Yes, it looks like you can omit the parentheses because I guess “ADJ” binds more strongly than the field name.

For our firm, the following search strings seemed to work:

    • oppedahl.att. (“Attorney/agent/firm”)
    • oppedahl.atty. (“Attorney name”)
    • oppedahl.firm. (“Legal Firm Name”)
    • oppedahl.lrfm. (“Legal Firm Name”)

The following search strings came up empty:

    • oppedahl.inaa. (“Legal Representative or Inventor”)
    • oppedahl.lrag. (“Legal Representative Name”)
    • oppedahl.lrnm. (“Legal Representative Name”)

One firm tried a search like this:

(((“Plinge Patent Law”).firm.
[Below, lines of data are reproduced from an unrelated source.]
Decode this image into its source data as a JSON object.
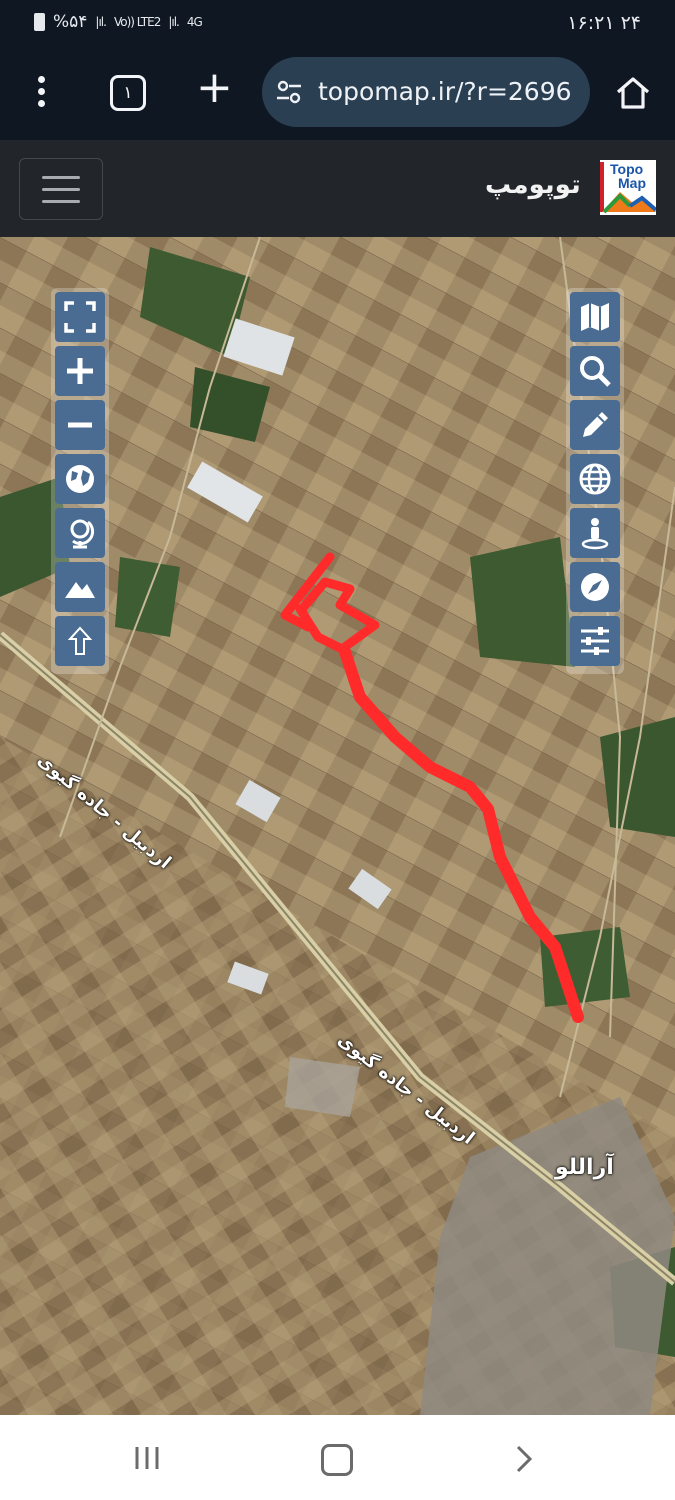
{
  "status_bar": {
    "battery": "%۵۴",
    "signal1": "Vo)) LTE2",
    "network": "4G",
    "time": "۲۴ ۱۶:۲۱"
  },
  "browser": {
    "tab_count": "۱",
    "url": "topomap.ir/?r=2696",
    "icons": [
      "more-icon",
      "tabs-icon",
      "plus-icon",
      "site-settings-icon",
      "home-icon"
    ]
  },
  "site_header": {
    "title": "توپومپ",
    "logo_text_1": "Topo",
    "logo_text_2": "Map"
  },
  "map": {
    "left_toolbar": [
      "fullscreen-icon",
      "zoom-in-icon",
      "zoom-out-icon",
      "globe-icon",
      "desk-globe-icon",
      "terrain-icon",
      "arrow-up-icon"
    ],
    "right_toolbar": [
      "map-icon",
      "search-icon",
      "pencil-icon",
      "web-globe-icon",
      "person-pin-icon",
      "compass-icon",
      "sliders-icon"
    ],
    "labels": {
      "road_upper": "اردبیل - جاده گیوی",
      "road_lower": "اردبیل - جاده گیوی",
      "village": "آراللو"
    },
    "route_color": "#ff2b2b"
  },
  "nav_bar": {
    "icons": [
      "recent-apps-icon",
      "home-button-icon",
      "back-icon"
    ]
  }
}
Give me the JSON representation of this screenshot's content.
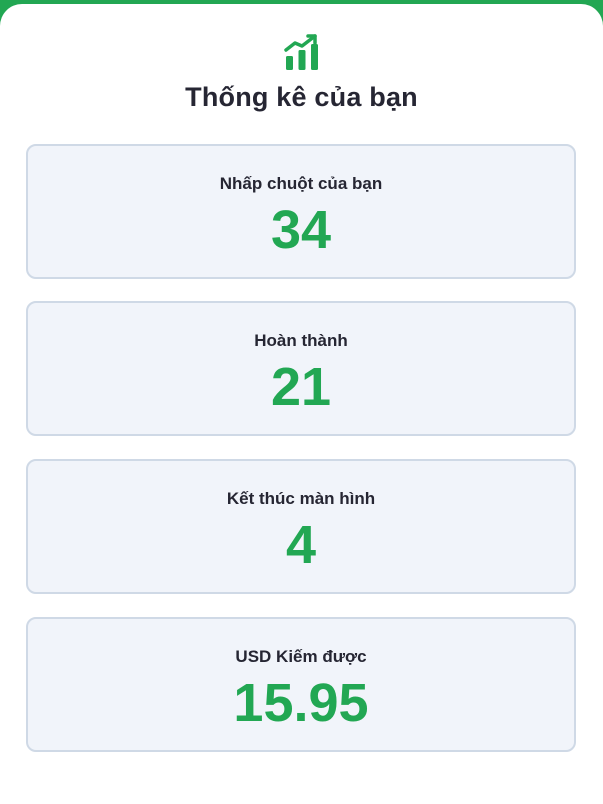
{
  "header": {
    "icon": "bar-chart-trend-icon",
    "title": "Thống kê của bạn"
  },
  "colors": {
    "accent": "#22a753",
    "card_bg": "#f1f4fa",
    "card_border": "#cfd9e6",
    "text": "#262633"
  },
  "stats": [
    {
      "label": "Nhấp chuột của bạn",
      "value": "34"
    },
    {
      "label": "Hoàn thành",
      "value": "21"
    },
    {
      "label": "Kết thúc màn hình",
      "value": "4"
    },
    {
      "label": "USD Kiếm được",
      "value": "15.95"
    }
  ]
}
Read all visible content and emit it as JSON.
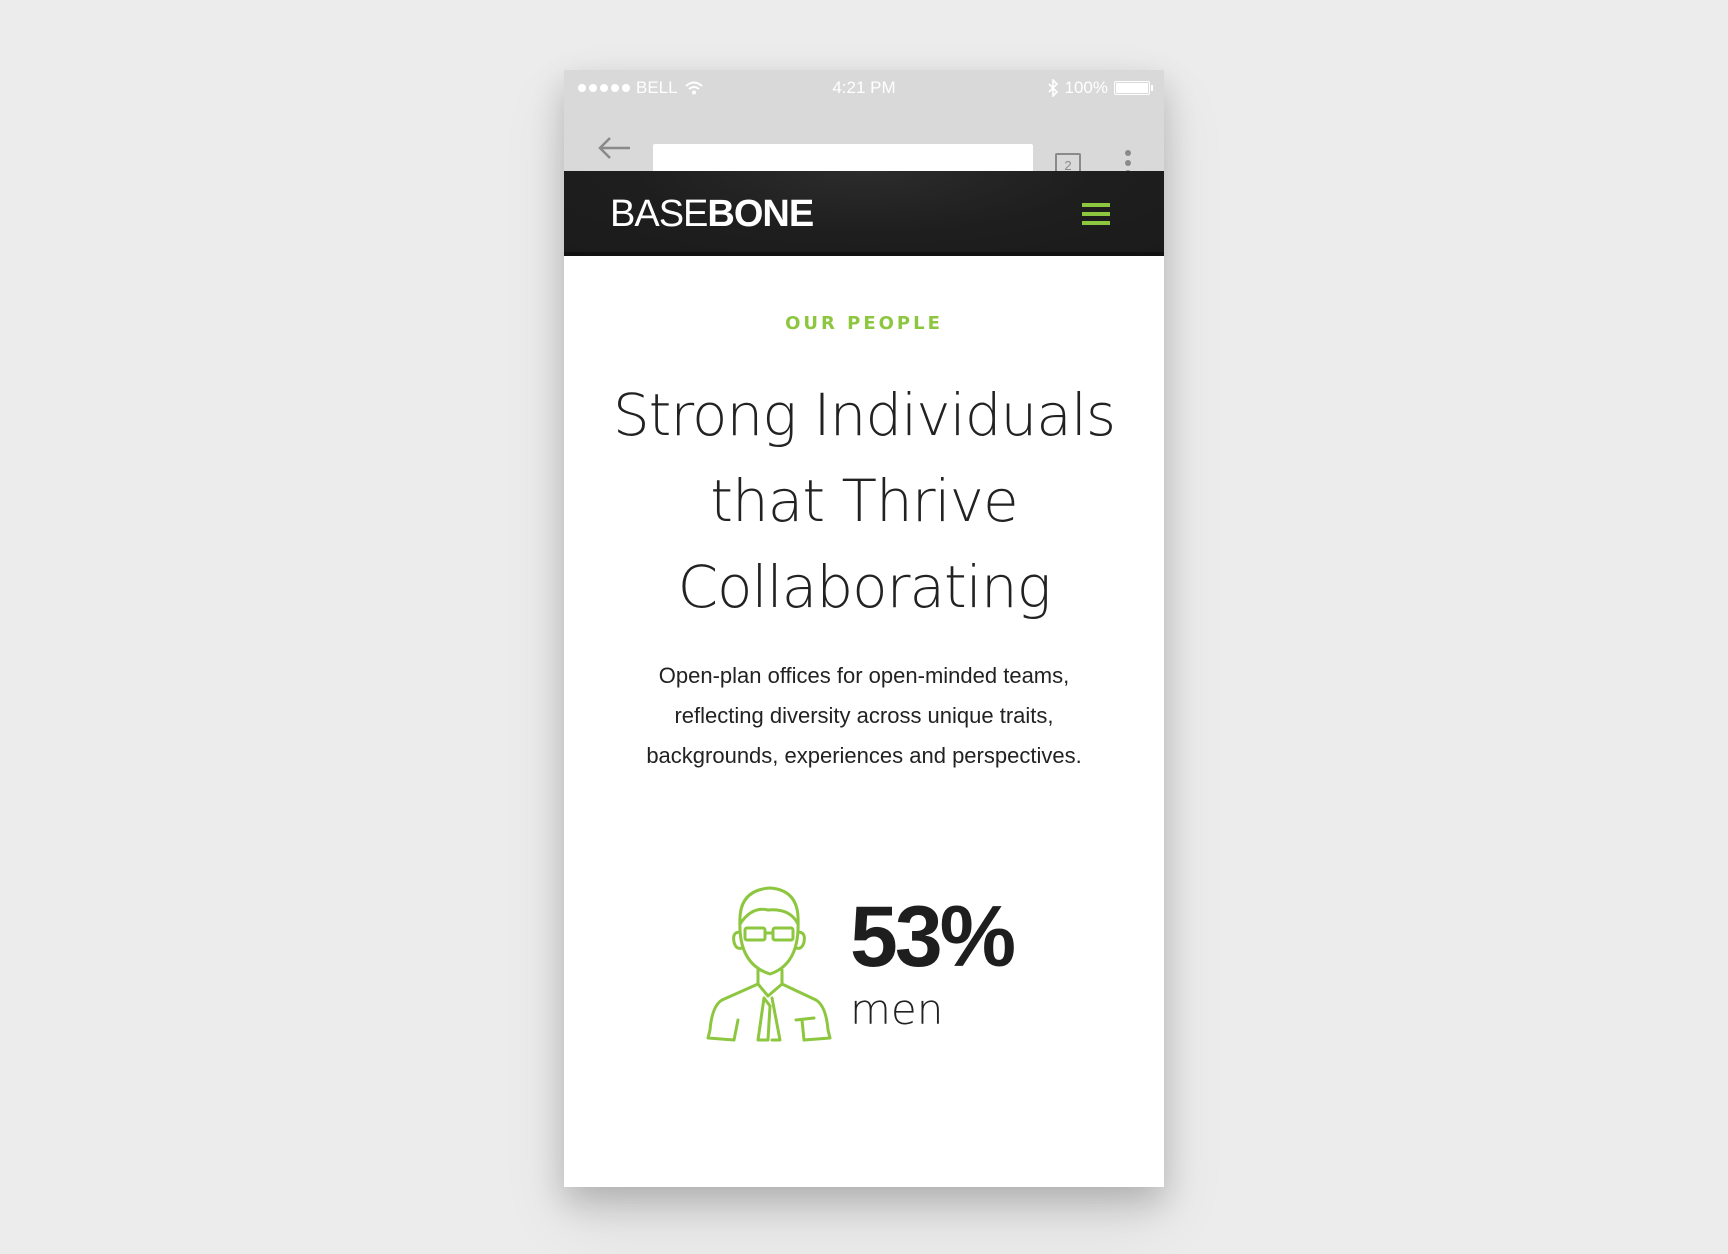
{
  "status_bar": {
    "carrier": "BELL",
    "time": "4:21 PM",
    "battery": "100%"
  },
  "browser": {
    "url_value": "",
    "tab_count": "2"
  },
  "site": {
    "logo_light": "BASE",
    "logo_bold": "BONE",
    "accent_color": "#8dc63f",
    "header_bg": "#1e1e1e"
  },
  "content": {
    "eyebrow": "OUR PEOPLE",
    "headline_lines": [
      "Strong Individuals",
      "that Thrive",
      "Collaborating"
    ],
    "lead_lines": [
      "Open-plan offices for open-minded teams,",
      "reflecting diversity across unique traits,",
      "backgrounds, experiences and perspectives."
    ]
  },
  "stat": {
    "value": "53%",
    "label": "men",
    "icon": "man-with-glasses-icon"
  }
}
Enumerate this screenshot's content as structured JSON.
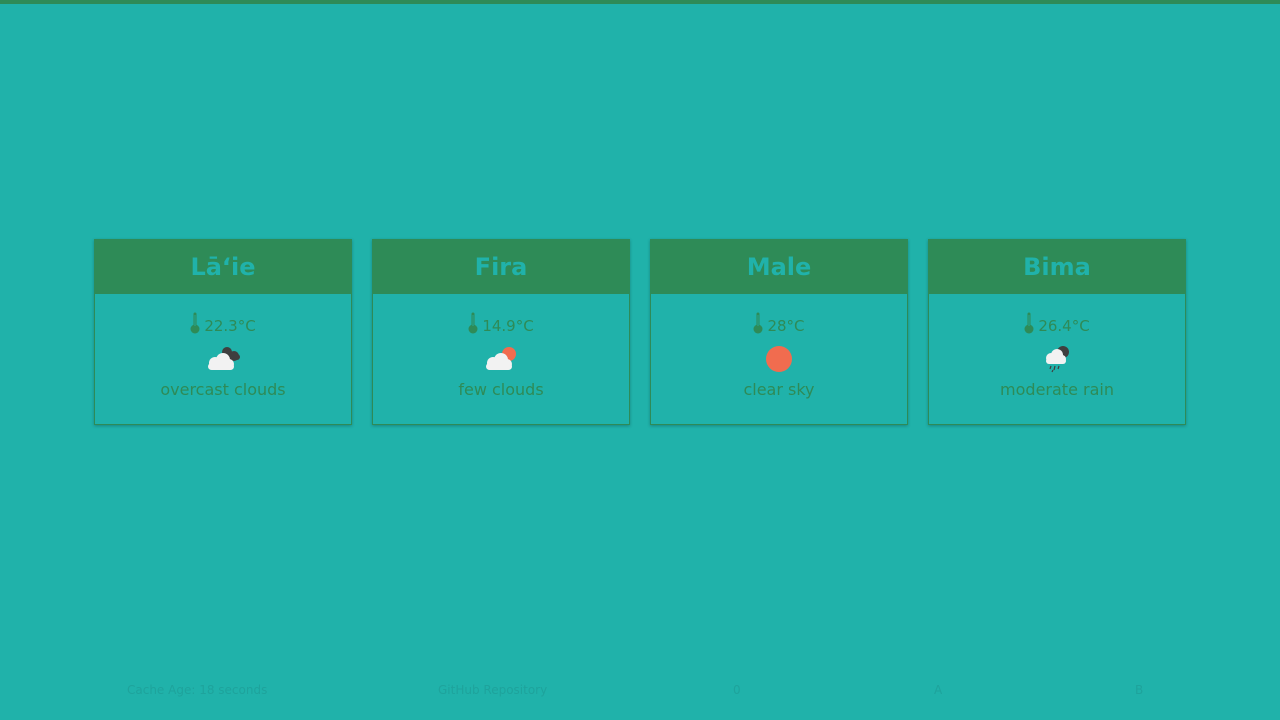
{
  "colors": {
    "background": "#20b2aa",
    "accent": "#2e8b57",
    "sun": "#f16c4f",
    "cloud": "#f2f2f2",
    "dark_cloud": "#3f3f3f"
  },
  "cards": [
    {
      "city": "Lāʻie",
      "temp": "22.3°C",
      "icon": "overcast-clouds-icon",
      "description": "overcast clouds"
    },
    {
      "city": "Fira",
      "temp": "14.9°C",
      "icon": "few-clouds-icon",
      "description": "few clouds"
    },
    {
      "city": "Male",
      "temp": "28°C",
      "icon": "clear-sky-icon",
      "description": "clear sky"
    },
    {
      "city": "Bima",
      "temp": "26.4°C",
      "icon": "moderate-rain-icon",
      "description": "moderate rain"
    }
  ],
  "footer": {
    "cache_age": "Cache Age: 18 seconds",
    "repo_link": "GitHub Repository",
    "key_0": "0",
    "key_a": "A",
    "key_b": "B"
  }
}
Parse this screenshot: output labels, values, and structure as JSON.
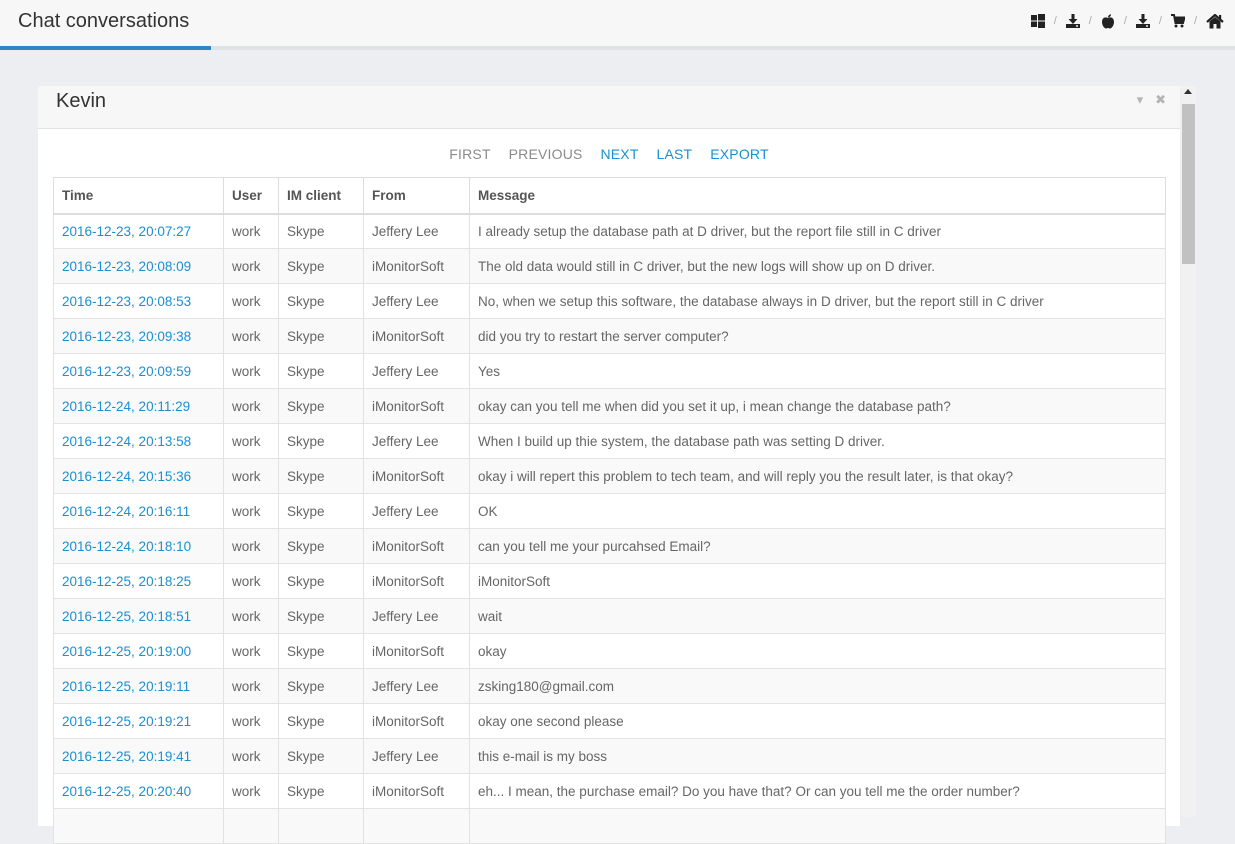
{
  "header": {
    "title": "Chat conversations",
    "icons": [
      "windows-icon",
      "download-icon",
      "apple-icon",
      "download-icon",
      "cart-icon",
      "home-icon"
    ],
    "separator": "/"
  },
  "panel": {
    "title": "Kevin",
    "collapse_glyph": "▾",
    "close_glyph": "✖"
  },
  "pager": {
    "first": "FIRST",
    "previous": "PREVIOUS",
    "next": "NEXT",
    "last": "LAST",
    "export": "EXPORT"
  },
  "table": {
    "columns": [
      "Time",
      "User",
      "IM client",
      "From",
      "Message"
    ],
    "rows": [
      [
        "2016-12-23, 20:07:27",
        "work",
        "Skype",
        "Jeffery Lee",
        "I already setup the database path at D driver, but the report file still in C driver"
      ],
      [
        "2016-12-23, 20:08:09",
        "work",
        "Skype",
        "iMonitorSoft",
        "The old data would still in C driver, but the new logs will show up on D driver."
      ],
      [
        "2016-12-23, 20:08:53",
        "work",
        "Skype",
        "Jeffery Lee",
        "No, when we setup this software, the database always in D driver, but the report still in C driver"
      ],
      [
        "2016-12-23, 20:09:38",
        "work",
        "Skype",
        "iMonitorSoft",
        "did you try to restart the server computer?"
      ],
      [
        "2016-12-23, 20:09:59",
        "work",
        "Skype",
        "Jeffery Lee",
        "Yes"
      ],
      [
        "2016-12-24, 20:11:29",
        "work",
        "Skype",
        "iMonitorSoft",
        "okay can you tell me when did you set it up, i mean change the database path?"
      ],
      [
        "2016-12-24, 20:13:58",
        "work",
        "Skype",
        "Jeffery Lee",
        "When I build up thie system, the database path was setting D driver."
      ],
      [
        "2016-12-24, 20:15:36",
        "work",
        "Skype",
        "iMonitorSoft",
        "okay i will repert this problem to tech team, and will reply you the result later, is that okay?"
      ],
      [
        "2016-12-24, 20:16:11",
        "work",
        "Skype",
        "Jeffery Lee",
        "OK"
      ],
      [
        "2016-12-24, 20:18:10",
        "work",
        "Skype",
        "iMonitorSoft",
        "can you tell me your purcahsed Email?"
      ],
      [
        "2016-12-25, 20:18:25",
        "work",
        "Skype",
        "iMonitorSoft",
        "iMonitorSoft"
      ],
      [
        "2016-12-25, 20:18:51",
        "work",
        "Skype",
        "Jeffery Lee",
        "wait"
      ],
      [
        "2016-12-25, 20:19:00",
        "work",
        "Skype",
        "iMonitorSoft",
        "okay"
      ],
      [
        "2016-12-25, 20:19:11",
        "work",
        "Skype",
        "Jeffery Lee",
        "zsking180@gmail.com"
      ],
      [
        "2016-12-25, 20:19:21",
        "work",
        "Skype",
        "iMonitorSoft",
        "okay one second please"
      ],
      [
        "2016-12-25, 20:19:41",
        "work",
        "Skype",
        "Jeffery Lee",
        "this e-mail is my boss"
      ],
      [
        "2016-12-25, 20:20:40",
        "work",
        "Skype",
        "iMonitorSoft",
        "eh... I mean, the purchase email? Do you have that? Or can you tell me the order number?"
      ],
      [
        "",
        "",
        "",
        "",
        ""
      ]
    ]
  },
  "colors": {
    "accent": "#2d87c6",
    "link": "#1b8fd1"
  }
}
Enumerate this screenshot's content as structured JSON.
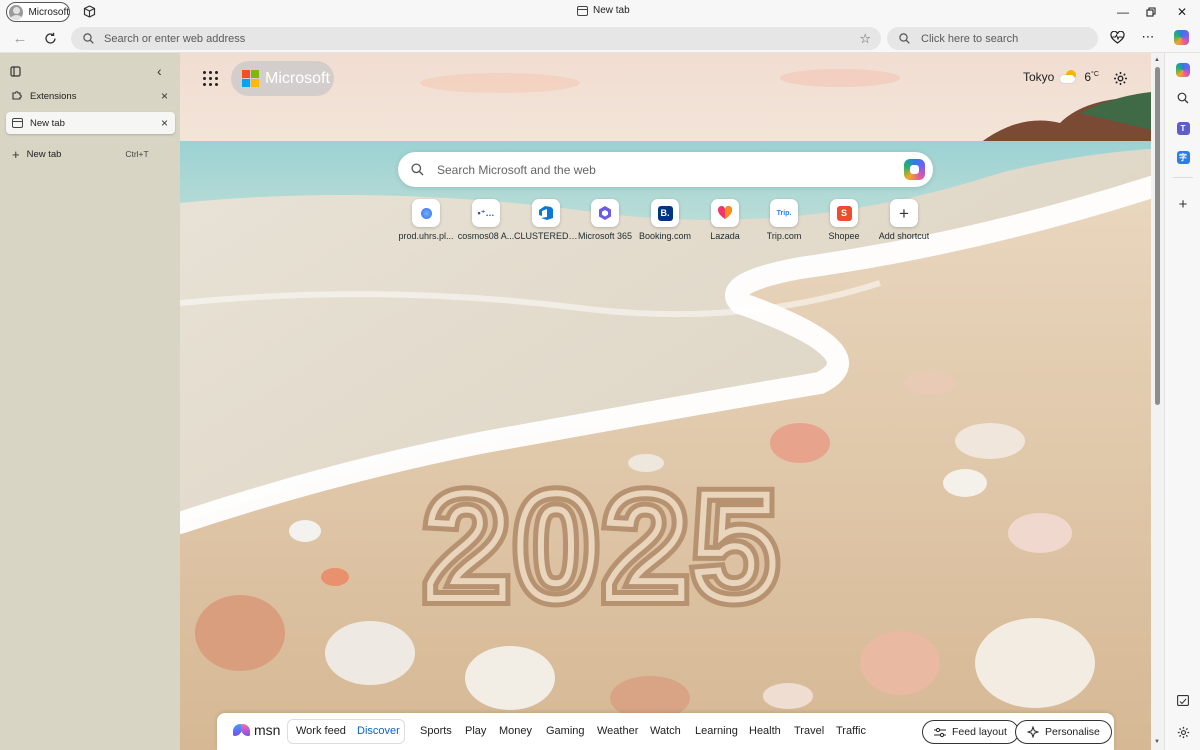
{
  "window": {
    "profile_label": "Microsoft",
    "title": "New tab"
  },
  "nav": {
    "address_placeholder": "Search or enter web address",
    "search_placeholder": "Click here to search"
  },
  "vertical_tabs": {
    "items": [
      {
        "label": "Extensions"
      },
      {
        "label": "New tab"
      }
    ],
    "new_tab_label": "New tab",
    "new_tab_shortcut": "Ctrl+T"
  },
  "new_tab_page": {
    "brand": "Microsoft",
    "weather": {
      "city": "Tokyo",
      "temperature": "6",
      "unit": "°C"
    },
    "search_placeholder": "Search Microsoft and the web",
    "background_text": "2025",
    "shortcuts": [
      {
        "label": "prod.uhrs.pl...",
        "icon": "uhrs-icon",
        "color": "#3a7cff"
      },
      {
        "label": "cosmos08 A...",
        "icon": "cosmos-icon",
        "color": "#2b4f9e"
      },
      {
        "label": "CLUSTERED ...",
        "icon": "azure-devops-icon",
        "color": "#0a78d4"
      },
      {
        "label": "Microsoft 365",
        "icon": "microsoft-365-icon",
        "color": "#6b5be6"
      },
      {
        "label": "Booking.com",
        "icon": "booking-icon",
        "color": "#003580"
      },
      {
        "label": "Lazada",
        "icon": "lazada-icon",
        "color": "#f2356a"
      },
      {
        "label": "Trip.com",
        "icon": "trip-icon",
        "color": "#287dfa"
      },
      {
        "label": "Shopee",
        "icon": "shopee-icon",
        "color": "#ee4d2d"
      },
      {
        "label": "Add shortcut",
        "icon": "plus-icon",
        "color": "#333333"
      }
    ]
  },
  "msn": {
    "logo": "msn",
    "tabs": [
      "Work feed",
      "Discover",
      "Sports",
      "Play",
      "Money",
      "Gaming",
      "Weather",
      "Watch",
      "Learning",
      "Health",
      "Travel",
      "Traffic"
    ],
    "active_tab": "Discover",
    "feed_layout_label": "Feed layout",
    "personalise_label": "Personalise"
  },
  "colors": {
    "accent": "#0b62c9",
    "sidebar_bg": "#d9d5c4"
  }
}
OR (“Plinge Patent Law”).inaa. OR (“Plinge Patent Law”).lrag. OR (“Plinge Patent Law”).lrnm. OR (“Plinge Patent Law”).lrfm. )

Part of what the firm was doing, I guess, was trying to get the benefit of any of the search fields that might possibly work (inaa, lrag, and so on).  Another part of what the firm was doing, I guess, was to put three words of the firm name into quotation marks, to try to exclude nuisance hits from other firms with somewhat similar firm names.